Leaders of the mosque and cultural center where Bolourchi had long worshiped hoped the service would help bring about a better understanding of the Muslim faith.
“I feel sorry that there are phrases like ‘Muslim extremists’ and ‘Muslim fundamentalists’ used to describe terrorists,” said M. Sadegh Namazikhah, founder and president of the Westside’s Iranian Muslim Assn. of North America. “Ours is a faith of peace and respect for human life.”
The 1½-hour service began with mourners listening to the gentle strains of Koran readings in prayerful Arabic chanting in the Los Angeles center’s large auditorium.
Mourners in black greeted the Bolourchi family with long embraces and kisses on both cheeks.
Then Dr. Abkar Bolourchi stood before a poster-size picture of his smiling wife that was surrounded by dozens of white candles. In a strong voice in his native Farsi, he prayed and offered condolences to the thousands of victims of last week’s terrorist attacks. A leader from the mosque translated.
“We all saw this tragedy, this fireball of evil,” he said. “I share my condolences with thousands of others and hope that they know that God has given them all the power to overcome this tragedy.”

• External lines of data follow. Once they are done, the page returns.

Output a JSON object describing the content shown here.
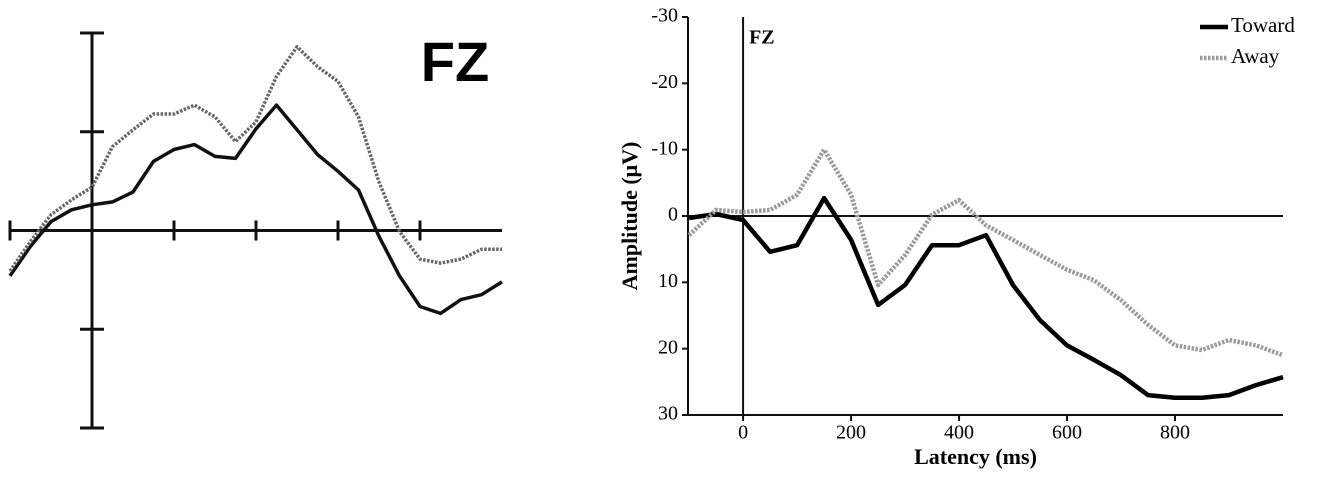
{
  "chart_data": [
    {
      "type": "line",
      "title": "FZ",
      "axes": "cross",
      "x": [
        -1,
        -0.75,
        -0.5,
        -0.25,
        0,
        0.25,
        0.5,
        0.75,
        1,
        1.25,
        1.5,
        1.75,
        2,
        2.25,
        2.5,
        2.75,
        3,
        3.25,
        3.5,
        3.75,
        4,
        4.25,
        4.5,
        4.75,
        5
      ],
      "series": [
        {
          "color": "#111111",
          "line_style": "solid",
          "values": [
            -0.46,
            -0.16,
            0.09,
            0.21,
            0.26,
            0.29,
            0.39,
            0.7,
            0.82,
            0.87,
            0.75,
            0.73,
            1.03,
            1.27,
            1.02,
            0.77,
            0.6,
            0.41,
            -0.06,
            -0.46,
            -0.77,
            -0.84,
            -0.7,
            -0.65,
            -0.52
          ]
        },
        {
          "color": "#666666",
          "line_style": "dotted",
          "values": [
            -0.41,
            -0.11,
            0.16,
            0.31,
            0.44,
            0.85,
            1.02,
            1.18,
            1.18,
            1.27,
            1.15,
            0.9,
            1.1,
            1.56,
            1.86,
            1.66,
            1.51,
            1.15,
            0.49,
            -0.01,
            -0.29,
            -0.33,
            -0.29,
            -0.19,
            -0.19
          ]
        }
      ],
      "xlim": [
        -1,
        5
      ],
      "xticks": [
        -1,
        0,
        1,
        2,
        3,
        4
      ],
      "ylim": [
        -2,
        2
      ],
      "yticks": [
        -2,
        -1,
        0,
        1,
        2
      ]
    },
    {
      "type": "line",
      "title": "FZ",
      "axes": "box",
      "zero_lines": true,
      "legend": "upper right",
      "x_label": "Latency (ms)",
      "y_label": "Amplitude (μV)",
      "x": [
        -100,
        -50,
        0,
        50,
        100,
        150,
        200,
        250,
        300,
        350,
        400,
        450,
        500,
        550,
        600,
        650,
        700,
        750,
        800,
        850,
        900,
        950,
        1000
      ],
      "series": [
        {
          "name": "Toward",
          "color": "#000000",
          "line_style": "solid",
          "values": [
            0.3,
            -0.3,
            0.6,
            5.4,
            4.4,
            -2.7,
            3.6,
            13.4,
            10.4,
            4.4,
            4.4,
            2.9,
            10.4,
            15.7,
            19.5,
            21.7,
            24.0,
            27.0,
            27.4,
            27.4,
            27.0,
            25.5,
            24.3
          ]
        },
        {
          "name": "Away",
          "color": "#9a9a9a",
          "line_style": "dotted",
          "values": [
            2.9,
            -0.9,
            -0.6,
            -0.9,
            -3.2,
            -10.0,
            -3.2,
            10.4,
            5.9,
            -0.2,
            -2.4,
            1.4,
            3.6,
            5.9,
            8.1,
            9.7,
            12.7,
            16.4,
            19.5,
            20.2,
            18.7,
            19.5,
            21.0
          ]
        }
      ],
      "xlim": [
        -102,
        1000
      ],
      "xticks": [
        0,
        200,
        400,
        600,
        800
      ],
      "ylim": [
        30,
        -30
      ],
      "yticks": [
        -30,
        -20,
        -10,
        0,
        10,
        20,
        30
      ]
    }
  ]
}
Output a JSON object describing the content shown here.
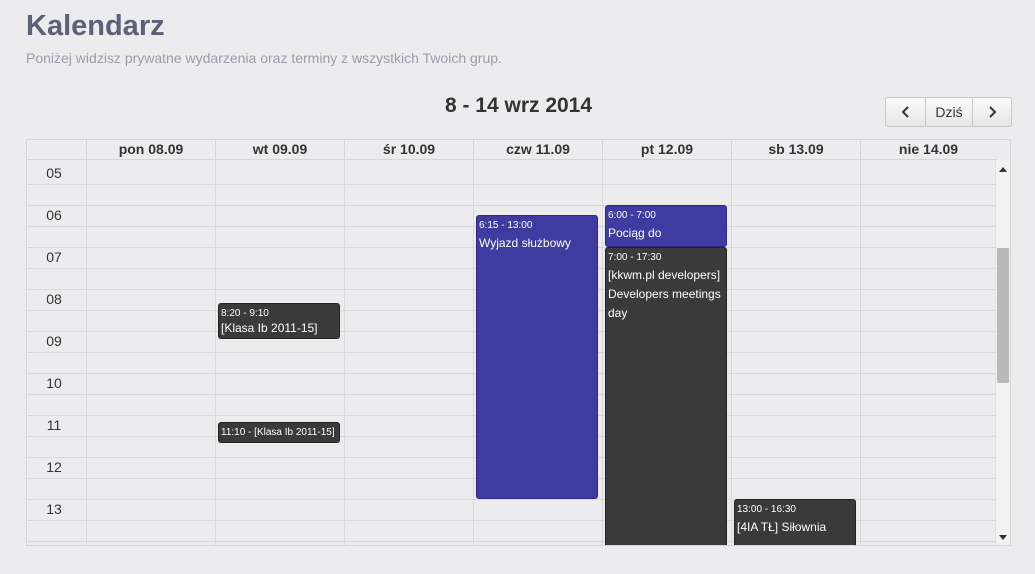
{
  "page": {
    "title": "Kalendarz",
    "subtitle": "Poniżej widzisz prywatne wydarzenia oraz terminy z wszystkich Twoich grup."
  },
  "toolbar": {
    "range": "8 - 14 wrz 2014",
    "prev_icon": "chevron-left-icon",
    "today_label": "Dziś",
    "next_icon": "chevron-right-icon"
  },
  "days": [
    "pon 08.09",
    "wt 09.09",
    "śr 10.09",
    "czw 11.09",
    "pt 12.09",
    "sb 13.09",
    "nie 14.09"
  ],
  "hours": [
    "05",
    "06",
    "07",
    "08",
    "09",
    "10",
    "11",
    "12",
    "13"
  ],
  "events": [
    {
      "time": "8:20 - 9:10",
      "title": "[Klasa Ib 2011-15]",
      "color": "#3a3a3a"
    },
    {
      "time": "11:10 - [Klasa Ib 2011-15]",
      "title": "",
      "color": "#3a3a3a"
    },
    {
      "time": "6:15 - 13:00",
      "title": "Wyjazd służbowy",
      "color": "#3e3ca0"
    },
    {
      "time": "6:00 - 7:00",
      "title": "Pociąg do Chrzanowa",
      "color": "#3e3ca0"
    },
    {
      "time": "7:00 - 17:30",
      "title": "[kkwm.pl developers] Developers meetings day",
      "color": "#3a3a3a"
    },
    {
      "time": "13:00 - 16:30",
      "title": "[4IA TŁ] Siłownia",
      "color": "#3a3a3a"
    }
  ],
  "colors": {
    "background": "#ececee",
    "title": "#5d6077",
    "event_dark": "#3a3a3a",
    "event_blue": "#3e3ca0"
  }
}
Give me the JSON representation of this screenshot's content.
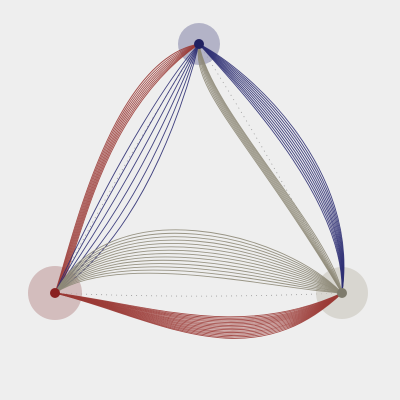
{
  "diagram": {
    "type": "chord-bundle",
    "background": "#eeeeee",
    "nodes": [
      {
        "id": "top",
        "color": "#202060",
        "halo_color": "#9a9ab6"
      },
      {
        "id": "left",
        "color": "#8a2020",
        "halo_color": "#c8a8a8"
      },
      {
        "id": "right",
        "color": "#7e7b6c",
        "halo_color": "#cfccc3"
      }
    ],
    "bundles": [
      {
        "from": "top",
        "to": "left",
        "color": "#9b3b36",
        "lines": 8
      },
      {
        "from": "top",
        "to": "left",
        "color": "#2d2f73",
        "lines": 6
      },
      {
        "from": "top",
        "to": "right",
        "color": "#2d2f73",
        "lines": 10
      },
      {
        "from": "top",
        "to": "right",
        "color": "#8e8a78",
        "lines": 8
      },
      {
        "from": "left",
        "to": "right",
        "color": "#8e8a78",
        "lines": 14
      },
      {
        "from": "left",
        "to": "right",
        "color": "#9b3b36",
        "lines": 16
      }
    ],
    "outline_style": "dotted",
    "outline_color": "#999999"
  }
}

Daughter Roya Turan, 40, of Boston arrived in Los Angeles on Saturday night after earlier flight bans at Boston’s Logan Airport. Her mother had just completed a two-week visit with her and was supposed to have arrived home in Los Angeles at 11:20 a.m. Tuesday.
Roya’s husband too has been caught in terrorism’s ripple effect and has been unable to return to the United States from a visit with his mother in Iran.
Roya and her sons boarded their plane Saturday with trepidation.
“I was really scared, but I didn’t want my mother to see it,” son Bobby said. “As the oldest son, I knew I had to be strong for her.”
Too overcome with grief to speak at the service, Roya Turan stood at her father’s right side as he read a letter she wrote.
“How do I respond to such a tragedy? My mother was the candle of our family. She was an angel in the form of a mother,” Turan’s father read.
Daughter Neda Bolourchi, 33, trembling and weeping, spoke briefly as if addressing her mother and stirred the emotions of many in attendance.
“My dear mother, I don’t believe that you are not with me and I can’t kiss your beautiful face,” she wrote. “I wanted to have more time with you, but please know that I love you with all my heart and I am glad that you have guided my life.”
In closing, Dr. Bolourchi told his friends and family that he took time in the past few days to write a poem for Touri, the woman he met when he was a young doctor and she was the head nurse at Women’s Hospital in Tehran.
“Touri, I’m searching to find you. I’m searching in a garden full of colorful flowers,” he said in a gentle, deep voice. “I’m searching for your scent in a thousand roses. When I look, I see your face in a river of water which is the life of this Earth.”